Ringo, while not an artist on the level of Picasso, has a warm heart, sincere political sentiments, and more than his share of humor. Much of the work is reminiscent stylistically of Yellow Submarine: blocky, childlike, using very flat, simple planes of color and straight lines to convey people or objects. The subject matter ranges from psychedelic, multi-colored guns tied in knots (called Knot for Violence), done in versions of one and two guns, and with the word “imagine” written across the gun barrels — perhaps an homage to another one of the Beatles, John Lennon; the most popular was a huge star that seemed to be exploding, both in color and black and white versions, appropriately called (again, depending on the version) Starr Art, Starr Spin Art — you get the picture. Among the other favorites at the show were A Elaphant Foot (Ringo’s spelling), which is simply one elephant leg on a colored ground and which at least two people bought during the show; and pictures from his so-called Drumhead series where a blue or red face stretched over a drum is accompanied by a caption like “I feel hot” (the red ones) or “I feel blue.” Yet another, called Bad Finger, shows two people, one with a blue face (remember the Blue Boobies?) looking at another person who is showing off his splinted finger. The work was created in editions of anywhere from 8 to 100, and it seemed to be selling with the speed of a new Beatles single in 1966. The Lotus Foundation supports women’s and children’s rights, as well as the protection of animals, and its coffers got a hearty boost as the evening wore on, with pieces selling roughly between $600 and $5,000 dollars apiece.

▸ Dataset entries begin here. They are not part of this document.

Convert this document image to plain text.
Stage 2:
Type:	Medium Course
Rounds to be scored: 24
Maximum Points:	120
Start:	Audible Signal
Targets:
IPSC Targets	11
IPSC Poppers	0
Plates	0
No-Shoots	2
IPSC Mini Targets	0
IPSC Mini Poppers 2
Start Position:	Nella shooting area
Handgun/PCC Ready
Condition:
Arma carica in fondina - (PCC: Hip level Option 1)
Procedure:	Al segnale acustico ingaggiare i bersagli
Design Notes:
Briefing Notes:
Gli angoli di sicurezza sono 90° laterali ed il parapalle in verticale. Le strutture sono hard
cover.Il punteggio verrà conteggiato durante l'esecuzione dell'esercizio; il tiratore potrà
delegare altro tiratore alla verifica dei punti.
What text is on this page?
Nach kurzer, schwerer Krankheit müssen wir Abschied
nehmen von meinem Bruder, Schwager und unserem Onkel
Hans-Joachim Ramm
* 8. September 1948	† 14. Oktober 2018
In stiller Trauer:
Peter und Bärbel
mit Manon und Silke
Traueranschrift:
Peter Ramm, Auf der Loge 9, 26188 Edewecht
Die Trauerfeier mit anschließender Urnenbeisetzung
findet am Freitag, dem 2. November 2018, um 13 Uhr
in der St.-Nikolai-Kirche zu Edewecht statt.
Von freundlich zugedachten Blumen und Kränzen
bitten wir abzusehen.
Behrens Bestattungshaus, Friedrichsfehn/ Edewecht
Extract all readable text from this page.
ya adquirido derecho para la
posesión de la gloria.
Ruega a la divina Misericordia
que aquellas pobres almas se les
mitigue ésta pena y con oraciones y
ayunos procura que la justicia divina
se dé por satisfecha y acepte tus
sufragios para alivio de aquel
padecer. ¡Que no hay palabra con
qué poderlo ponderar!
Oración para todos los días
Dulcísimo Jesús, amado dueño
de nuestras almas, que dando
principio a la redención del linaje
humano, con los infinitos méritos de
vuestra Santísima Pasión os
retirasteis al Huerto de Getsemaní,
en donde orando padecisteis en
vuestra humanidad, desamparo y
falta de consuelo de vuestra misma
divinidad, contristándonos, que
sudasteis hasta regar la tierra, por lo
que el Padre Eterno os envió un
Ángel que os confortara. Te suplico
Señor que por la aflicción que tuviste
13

Although Ringo did not get a chance to speak to everybody, it was great to be in his presence and in the presence of so many truly historic rock ‘n’ roll personalities. The art was fun, remarkably un-self conscious by the standards of the mainstream art world, and the whole event helped causes which sorely need help. At a moment when things are anything but innocent, Ringo — the idea of him as much as the man himself — brought us back to a time of nostalgically bright, clear colors and solid outlines, and a time when things were definitely simpler. It was beautiful.